Old Bob's life at White Haven was marked by hard outdoor labor but also music and a deep spirituality. Continuing in her Personal Memoirs, Julia Dent Grant remarked that "Dear old Bob, who sometimes was either frightened or more likely had his dear old tender heart touched by some special kindness, would 'get religion,' as his companions said. He would go away down in the meadow by the big walnut trees nearly half a mile off and pray and sign so we could hear him distnctly on our piazza [at White Haven]. He would give out the hymn, two lines at a time, and then sing it all by himself. How pathetic it all was. I think old Bob went to Heaven.
"It was Bob's business to build the fires for the house, and as this was long before matches came into use, he often, when he was careless and let his fires go out, had to ignite his fires with a flint and a piece of punk, something taken from decayed wood, or else he would have to walk a mile to some neighbors and bring home a brand of fire from their backlog."
While Julia Dent Grant interpreted Old Bob's movements on and off the White Haven property as "carelessness," one can see how Old Bob may have used the story of his flint or punk dying out as an excuse to have greater freedom of movement and to remove the Dent family's gaze from his every movement. In walking through the woods while singing, Old Bob used the power of nature and the power spiritual hymns to find inner peace while living in a world dominated by the oppresiveness of slavery.

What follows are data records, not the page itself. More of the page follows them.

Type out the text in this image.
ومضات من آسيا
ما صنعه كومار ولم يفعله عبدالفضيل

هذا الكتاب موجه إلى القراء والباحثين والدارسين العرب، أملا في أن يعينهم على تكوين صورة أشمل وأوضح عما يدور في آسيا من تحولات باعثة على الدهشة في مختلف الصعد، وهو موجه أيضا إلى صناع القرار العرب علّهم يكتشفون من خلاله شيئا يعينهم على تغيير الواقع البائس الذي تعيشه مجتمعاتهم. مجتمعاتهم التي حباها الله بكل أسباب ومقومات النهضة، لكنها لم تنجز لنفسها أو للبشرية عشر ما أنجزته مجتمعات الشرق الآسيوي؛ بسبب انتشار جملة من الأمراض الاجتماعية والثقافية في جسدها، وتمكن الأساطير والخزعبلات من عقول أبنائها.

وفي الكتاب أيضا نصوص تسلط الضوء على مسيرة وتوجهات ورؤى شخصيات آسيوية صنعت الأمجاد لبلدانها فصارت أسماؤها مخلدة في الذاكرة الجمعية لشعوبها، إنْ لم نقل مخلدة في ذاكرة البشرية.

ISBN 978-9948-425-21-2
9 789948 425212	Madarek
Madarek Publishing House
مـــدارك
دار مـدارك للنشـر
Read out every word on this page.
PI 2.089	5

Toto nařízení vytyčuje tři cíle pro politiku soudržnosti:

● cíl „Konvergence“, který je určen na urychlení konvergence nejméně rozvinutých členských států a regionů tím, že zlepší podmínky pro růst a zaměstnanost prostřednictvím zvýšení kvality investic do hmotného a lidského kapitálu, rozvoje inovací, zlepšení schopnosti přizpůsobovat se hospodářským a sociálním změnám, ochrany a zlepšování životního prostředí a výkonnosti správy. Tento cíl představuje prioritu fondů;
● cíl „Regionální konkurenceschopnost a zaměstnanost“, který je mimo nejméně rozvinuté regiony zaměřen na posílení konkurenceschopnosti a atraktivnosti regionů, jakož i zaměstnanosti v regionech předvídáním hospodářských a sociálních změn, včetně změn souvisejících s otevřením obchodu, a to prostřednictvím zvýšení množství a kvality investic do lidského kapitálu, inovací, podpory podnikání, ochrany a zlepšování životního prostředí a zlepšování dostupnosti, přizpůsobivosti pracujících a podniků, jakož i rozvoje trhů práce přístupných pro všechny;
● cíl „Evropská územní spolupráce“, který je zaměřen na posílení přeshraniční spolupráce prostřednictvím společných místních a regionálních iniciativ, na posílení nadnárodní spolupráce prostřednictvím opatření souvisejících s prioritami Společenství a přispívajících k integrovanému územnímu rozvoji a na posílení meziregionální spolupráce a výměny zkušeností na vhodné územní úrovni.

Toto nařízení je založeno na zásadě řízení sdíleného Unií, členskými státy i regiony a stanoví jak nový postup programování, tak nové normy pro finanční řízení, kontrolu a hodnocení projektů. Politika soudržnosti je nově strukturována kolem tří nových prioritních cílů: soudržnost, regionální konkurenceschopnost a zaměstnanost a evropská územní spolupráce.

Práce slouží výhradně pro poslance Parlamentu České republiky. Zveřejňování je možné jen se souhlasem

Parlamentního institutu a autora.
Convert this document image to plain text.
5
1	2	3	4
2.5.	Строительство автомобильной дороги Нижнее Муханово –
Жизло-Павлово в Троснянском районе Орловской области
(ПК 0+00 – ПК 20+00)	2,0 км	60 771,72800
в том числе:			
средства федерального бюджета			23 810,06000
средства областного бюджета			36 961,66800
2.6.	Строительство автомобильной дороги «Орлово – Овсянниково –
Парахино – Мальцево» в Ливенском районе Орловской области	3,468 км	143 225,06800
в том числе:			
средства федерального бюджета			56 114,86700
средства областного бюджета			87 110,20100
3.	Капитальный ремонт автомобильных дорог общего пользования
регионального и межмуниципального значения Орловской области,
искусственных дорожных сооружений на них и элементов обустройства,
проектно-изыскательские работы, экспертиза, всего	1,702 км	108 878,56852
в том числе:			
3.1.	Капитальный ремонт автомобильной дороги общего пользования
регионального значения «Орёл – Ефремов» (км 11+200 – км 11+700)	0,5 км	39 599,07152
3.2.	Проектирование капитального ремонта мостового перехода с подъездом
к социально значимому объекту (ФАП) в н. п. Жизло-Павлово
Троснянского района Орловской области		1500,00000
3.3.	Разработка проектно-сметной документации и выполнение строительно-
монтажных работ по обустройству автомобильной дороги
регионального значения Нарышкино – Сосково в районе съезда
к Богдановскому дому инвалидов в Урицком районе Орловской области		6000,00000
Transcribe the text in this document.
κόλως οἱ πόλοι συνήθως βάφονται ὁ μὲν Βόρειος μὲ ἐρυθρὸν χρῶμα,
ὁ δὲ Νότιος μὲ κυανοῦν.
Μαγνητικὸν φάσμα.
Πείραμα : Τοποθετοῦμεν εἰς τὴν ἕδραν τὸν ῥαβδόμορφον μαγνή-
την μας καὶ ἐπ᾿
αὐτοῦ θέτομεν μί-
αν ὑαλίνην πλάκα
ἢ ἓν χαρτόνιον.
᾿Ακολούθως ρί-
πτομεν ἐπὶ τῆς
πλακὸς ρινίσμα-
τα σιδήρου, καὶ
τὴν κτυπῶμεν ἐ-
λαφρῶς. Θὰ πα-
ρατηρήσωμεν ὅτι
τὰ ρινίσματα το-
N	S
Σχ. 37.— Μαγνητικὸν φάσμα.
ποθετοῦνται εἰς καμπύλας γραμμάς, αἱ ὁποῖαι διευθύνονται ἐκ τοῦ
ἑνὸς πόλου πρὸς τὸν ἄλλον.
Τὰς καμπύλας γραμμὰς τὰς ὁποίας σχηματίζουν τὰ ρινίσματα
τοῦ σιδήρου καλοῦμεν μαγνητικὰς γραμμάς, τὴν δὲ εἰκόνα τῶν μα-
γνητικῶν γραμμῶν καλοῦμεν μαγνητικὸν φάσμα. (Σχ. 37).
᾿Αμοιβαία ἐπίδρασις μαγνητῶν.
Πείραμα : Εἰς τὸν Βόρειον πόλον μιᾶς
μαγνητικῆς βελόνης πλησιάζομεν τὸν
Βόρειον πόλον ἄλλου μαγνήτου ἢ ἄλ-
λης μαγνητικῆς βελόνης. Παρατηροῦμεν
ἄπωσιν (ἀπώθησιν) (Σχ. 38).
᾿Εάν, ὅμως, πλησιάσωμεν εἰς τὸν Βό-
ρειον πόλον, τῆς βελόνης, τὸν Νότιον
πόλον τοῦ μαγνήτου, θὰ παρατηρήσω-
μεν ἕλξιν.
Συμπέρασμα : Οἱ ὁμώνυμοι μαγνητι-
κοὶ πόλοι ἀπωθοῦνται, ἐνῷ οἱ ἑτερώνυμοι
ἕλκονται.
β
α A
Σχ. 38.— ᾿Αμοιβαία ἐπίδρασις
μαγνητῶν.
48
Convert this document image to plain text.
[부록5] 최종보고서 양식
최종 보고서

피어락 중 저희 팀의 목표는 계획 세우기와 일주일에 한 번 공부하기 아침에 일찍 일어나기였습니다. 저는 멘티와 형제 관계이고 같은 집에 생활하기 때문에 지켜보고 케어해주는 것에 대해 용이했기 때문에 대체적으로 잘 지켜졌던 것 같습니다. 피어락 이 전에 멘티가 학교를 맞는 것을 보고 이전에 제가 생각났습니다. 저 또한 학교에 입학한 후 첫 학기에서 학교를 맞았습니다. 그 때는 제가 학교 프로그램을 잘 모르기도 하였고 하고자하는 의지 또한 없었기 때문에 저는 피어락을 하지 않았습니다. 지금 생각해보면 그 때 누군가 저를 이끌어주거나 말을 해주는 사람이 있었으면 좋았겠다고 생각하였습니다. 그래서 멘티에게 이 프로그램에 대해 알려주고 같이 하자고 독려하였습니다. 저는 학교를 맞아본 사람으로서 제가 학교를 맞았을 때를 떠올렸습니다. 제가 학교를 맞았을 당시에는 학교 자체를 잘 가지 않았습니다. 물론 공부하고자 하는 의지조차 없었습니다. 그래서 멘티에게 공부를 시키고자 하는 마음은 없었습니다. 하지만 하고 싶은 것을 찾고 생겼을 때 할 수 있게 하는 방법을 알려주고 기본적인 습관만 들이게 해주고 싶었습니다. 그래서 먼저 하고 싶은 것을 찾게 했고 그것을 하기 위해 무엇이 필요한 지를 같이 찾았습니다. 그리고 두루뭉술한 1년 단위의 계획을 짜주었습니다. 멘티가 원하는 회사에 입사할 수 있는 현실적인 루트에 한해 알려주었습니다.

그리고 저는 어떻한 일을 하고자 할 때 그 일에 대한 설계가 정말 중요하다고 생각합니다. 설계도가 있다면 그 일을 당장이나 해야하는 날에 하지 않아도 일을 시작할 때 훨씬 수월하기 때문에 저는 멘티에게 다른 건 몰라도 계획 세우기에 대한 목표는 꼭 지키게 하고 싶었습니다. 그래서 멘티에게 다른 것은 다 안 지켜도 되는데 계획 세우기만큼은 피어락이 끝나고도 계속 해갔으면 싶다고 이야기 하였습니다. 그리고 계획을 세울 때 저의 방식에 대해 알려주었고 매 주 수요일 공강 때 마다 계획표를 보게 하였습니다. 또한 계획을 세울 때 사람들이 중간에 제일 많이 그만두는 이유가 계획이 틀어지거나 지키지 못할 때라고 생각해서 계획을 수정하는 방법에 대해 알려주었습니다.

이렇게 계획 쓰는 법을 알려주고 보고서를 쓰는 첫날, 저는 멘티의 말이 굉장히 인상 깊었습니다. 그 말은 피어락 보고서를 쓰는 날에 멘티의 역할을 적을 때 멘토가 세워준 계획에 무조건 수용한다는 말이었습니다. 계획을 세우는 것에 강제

According to census records, Old Bob may have passed away, been sold, or otherwise left the White Haven property by 1840. According to that year's census, Frederick Dent did not own any enslaved men older than age 36. Likewise, the 1850 census indicates that the oldest enslaved man owned by Dent was age 35 and manumitted the previous year. Old Bob's presence at White Haven nevertheless serves as a reminder not just of the ways the Dent family built its wealth on the backs of enslaved laborers, but how enslaved people like Old Bob endured and made meaning of their lives despite their enslavement.